The supply chain is not linear — in either time or direction — as shown by the simplified graphic below. The very complex nature of the supply chain is what makes it so difficult to define.

 

 

This brings us back to the post by our senior IBM Consultant. He continues:

“Now some may hearken to the introduction that most have of the supply chain that usually have the neat diagrams that connect material flow from neat boxes of producers, intermediaries etc and information flow in the reverse direction. But is that what it is? In the sense, does the activity of material and information flow define Supply Chain Management? In other words, is Supply Chain Management just an activity descriptor? Well, if it is not just an activity descriptor –- then you can safely put away transportation, warehouse and all sorts of other management. Inventory Management? So let’s move up that chain to see whether it is about the customer? Forecasting? S&OP? In other words, is it about getting an analytical feel for the way demand is going to be or a structured process about marshalling a firm’s resources and fulfilling that demand whatever that might be? Again, how is this different from some definite activity? Alright, maybe it is not one activity but a rhythm of many activities that must be more or less in harmony. So how is that different from just Operations Management with a new focus on getting all the links functioning together? You see where I’m going … Perhaps we take the easy route and point to an activity (or activities) or point to a piece of software (ERP, MRP, SCM, TMS, WMS etc)? If someone came to you and asked you – ‘What is Supply Chain Management?’, what would you say?”
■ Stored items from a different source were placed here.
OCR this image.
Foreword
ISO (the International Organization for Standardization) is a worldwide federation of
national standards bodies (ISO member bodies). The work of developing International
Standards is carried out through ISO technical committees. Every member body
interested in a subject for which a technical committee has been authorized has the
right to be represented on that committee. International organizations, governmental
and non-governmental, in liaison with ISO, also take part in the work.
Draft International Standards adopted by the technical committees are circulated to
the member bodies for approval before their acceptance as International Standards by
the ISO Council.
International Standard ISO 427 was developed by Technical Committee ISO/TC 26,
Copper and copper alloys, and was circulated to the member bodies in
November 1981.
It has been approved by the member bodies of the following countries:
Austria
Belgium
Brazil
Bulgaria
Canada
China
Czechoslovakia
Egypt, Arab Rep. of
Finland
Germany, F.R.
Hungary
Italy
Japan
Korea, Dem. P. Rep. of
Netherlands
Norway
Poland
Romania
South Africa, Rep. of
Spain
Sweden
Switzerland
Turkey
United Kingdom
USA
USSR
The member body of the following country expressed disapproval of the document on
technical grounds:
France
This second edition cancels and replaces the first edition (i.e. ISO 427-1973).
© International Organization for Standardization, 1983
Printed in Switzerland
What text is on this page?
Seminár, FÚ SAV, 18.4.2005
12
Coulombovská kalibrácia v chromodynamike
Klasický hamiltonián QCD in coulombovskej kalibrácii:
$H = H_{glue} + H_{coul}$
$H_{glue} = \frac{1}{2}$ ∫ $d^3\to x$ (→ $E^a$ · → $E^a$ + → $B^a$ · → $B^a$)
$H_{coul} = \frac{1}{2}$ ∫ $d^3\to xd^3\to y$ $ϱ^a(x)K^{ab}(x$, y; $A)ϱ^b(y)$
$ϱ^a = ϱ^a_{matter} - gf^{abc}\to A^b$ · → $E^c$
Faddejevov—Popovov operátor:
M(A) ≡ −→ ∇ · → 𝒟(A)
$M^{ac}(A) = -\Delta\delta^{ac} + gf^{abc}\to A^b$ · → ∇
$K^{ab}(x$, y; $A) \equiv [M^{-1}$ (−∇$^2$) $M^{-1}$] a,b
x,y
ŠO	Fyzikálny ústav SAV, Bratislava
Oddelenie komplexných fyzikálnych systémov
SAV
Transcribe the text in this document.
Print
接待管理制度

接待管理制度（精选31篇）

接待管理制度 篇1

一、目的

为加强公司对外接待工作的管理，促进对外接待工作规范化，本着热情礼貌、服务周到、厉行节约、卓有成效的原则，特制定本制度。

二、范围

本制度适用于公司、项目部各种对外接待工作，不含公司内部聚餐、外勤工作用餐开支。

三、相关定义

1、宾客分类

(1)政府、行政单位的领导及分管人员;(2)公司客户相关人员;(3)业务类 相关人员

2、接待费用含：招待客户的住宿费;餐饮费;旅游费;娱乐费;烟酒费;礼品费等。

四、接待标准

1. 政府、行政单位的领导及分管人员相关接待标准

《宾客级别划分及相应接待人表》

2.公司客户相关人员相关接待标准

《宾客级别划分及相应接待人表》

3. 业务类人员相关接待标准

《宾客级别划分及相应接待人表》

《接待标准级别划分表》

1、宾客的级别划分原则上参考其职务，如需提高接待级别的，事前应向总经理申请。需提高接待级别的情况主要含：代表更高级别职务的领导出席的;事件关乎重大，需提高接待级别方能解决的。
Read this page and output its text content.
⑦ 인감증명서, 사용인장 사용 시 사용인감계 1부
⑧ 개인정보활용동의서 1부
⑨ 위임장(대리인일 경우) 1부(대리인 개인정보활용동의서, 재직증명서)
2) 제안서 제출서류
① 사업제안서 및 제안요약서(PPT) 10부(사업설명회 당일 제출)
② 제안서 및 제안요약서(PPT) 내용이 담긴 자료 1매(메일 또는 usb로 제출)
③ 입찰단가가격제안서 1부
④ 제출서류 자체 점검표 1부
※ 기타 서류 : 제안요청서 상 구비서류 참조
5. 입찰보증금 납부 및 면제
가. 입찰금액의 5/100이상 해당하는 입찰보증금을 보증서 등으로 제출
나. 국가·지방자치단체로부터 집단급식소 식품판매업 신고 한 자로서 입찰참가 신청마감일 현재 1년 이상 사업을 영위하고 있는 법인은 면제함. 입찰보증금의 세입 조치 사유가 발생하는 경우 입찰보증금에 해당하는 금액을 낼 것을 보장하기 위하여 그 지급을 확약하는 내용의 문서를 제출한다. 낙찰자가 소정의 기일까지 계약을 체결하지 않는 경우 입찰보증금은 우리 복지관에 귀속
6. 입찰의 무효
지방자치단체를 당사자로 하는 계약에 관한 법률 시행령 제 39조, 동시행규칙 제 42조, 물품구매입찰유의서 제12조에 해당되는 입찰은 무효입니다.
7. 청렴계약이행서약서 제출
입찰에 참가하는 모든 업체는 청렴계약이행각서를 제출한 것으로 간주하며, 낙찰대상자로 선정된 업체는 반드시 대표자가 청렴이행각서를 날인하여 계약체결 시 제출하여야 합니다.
You might have noticed that the consultant went from asking “What is the supply chain?” to asking “What is Supply Chain Management?” They are different questions even though they relate to the same topic. Hugos provides us with two definitions of supply chain management. He writes:

 

  • “‘[Supply chain management is] the systemic, strategic coordination of the traditional business functions and the tactics across these business functions within a particular company and across businesses within the supply chain, for the purposes of improving the long-range performance of the individual companies and the supply chain as a whole.’ (John T. Mentzer, William DeWitt, James S. Keebler, Soonhong Min, Nancy W. Nix, Carlo D. Smith, and Zach G. Zacharia, ‘Defining Supply Chain Management,’ Journal of Business Logistics)
  • “‘Supply chain management is the coordination of production, inventory, location, and transportation among the participants in a supply chain to achieve the best mix of responsiveness and efficiency for the market being served.’ (Michael Hugos)”

 

In the end, Blanchard probably had it right when he implies that where you sit determines what you see. If dealing with the complexities of the supply chain were easy, there wouldn’t be so many books, magazines, blogs, and college courses dedicated to the subject. The lines between business sectors and business operations are not as distinct and defined as a tidy mind might like. That is why “management” is a key term in supply chain management. SCM is not a science but an art. A good SCM professional must be a manager, a negotiator, a visionary, a philosopher, and, occasionally, a saint (because he has to deal with all of devils in the detail).